On Tue, 24 Jun 2014 20:43:41 +0200, francis <franci...@email.de> wrote:
> On 06/24/2014 03:50 AM, Ezio Melotti wrote:
> >>From the first graph you can see that out of the 4500+ open issues,
> > about 2000 have a patch.
> One would like to start with the ones that are bugs ;-) and see some
> status line trying to drop to 0 (is that possible :-) ?)
> 
> > We need more reviewers and committers :)
> more patch writers: yes,
> more patch reviewers: yes,

Anyone can review patches, in case that isn't clear.

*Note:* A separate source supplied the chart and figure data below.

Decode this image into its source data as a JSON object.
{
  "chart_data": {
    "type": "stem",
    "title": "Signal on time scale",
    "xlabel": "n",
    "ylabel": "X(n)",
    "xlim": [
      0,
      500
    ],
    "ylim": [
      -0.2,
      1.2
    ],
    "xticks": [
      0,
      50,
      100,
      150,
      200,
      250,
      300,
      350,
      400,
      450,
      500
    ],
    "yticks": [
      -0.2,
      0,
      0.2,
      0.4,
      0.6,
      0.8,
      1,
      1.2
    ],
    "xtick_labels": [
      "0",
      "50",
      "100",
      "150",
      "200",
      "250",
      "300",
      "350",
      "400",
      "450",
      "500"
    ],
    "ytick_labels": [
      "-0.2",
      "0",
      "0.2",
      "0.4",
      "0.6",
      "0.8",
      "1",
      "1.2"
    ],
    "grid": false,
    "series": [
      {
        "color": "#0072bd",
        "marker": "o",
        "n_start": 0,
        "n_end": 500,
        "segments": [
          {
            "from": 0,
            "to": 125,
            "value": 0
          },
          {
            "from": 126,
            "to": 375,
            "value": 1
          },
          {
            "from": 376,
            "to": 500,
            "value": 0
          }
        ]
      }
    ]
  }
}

> more committers: ?? automate!! :-)

That's a goal of the python-workflow interest group.  Unfortunately
between billable work and GSOC mentoring I haven't had time to do much
there lately.  Our first goal is to make the review step easier to manage
(know which patches really need review, be able to list patches where
community review is thought to be complete) by improving the tracker,
then we'll look at creating the patch gating system Nick has talked
about previously.  Still needs a committer to approve the patch, but it
should increase the throughput considerably.

In the meantime, something that would help would be if people would do
reviews and say on the issue "I think this is commit ready" and have
the issue moved to 'commit review' stage.  Do that a few times where
people who are already triagers/committers agree with you, and you'll
get triage privileges on the tracker.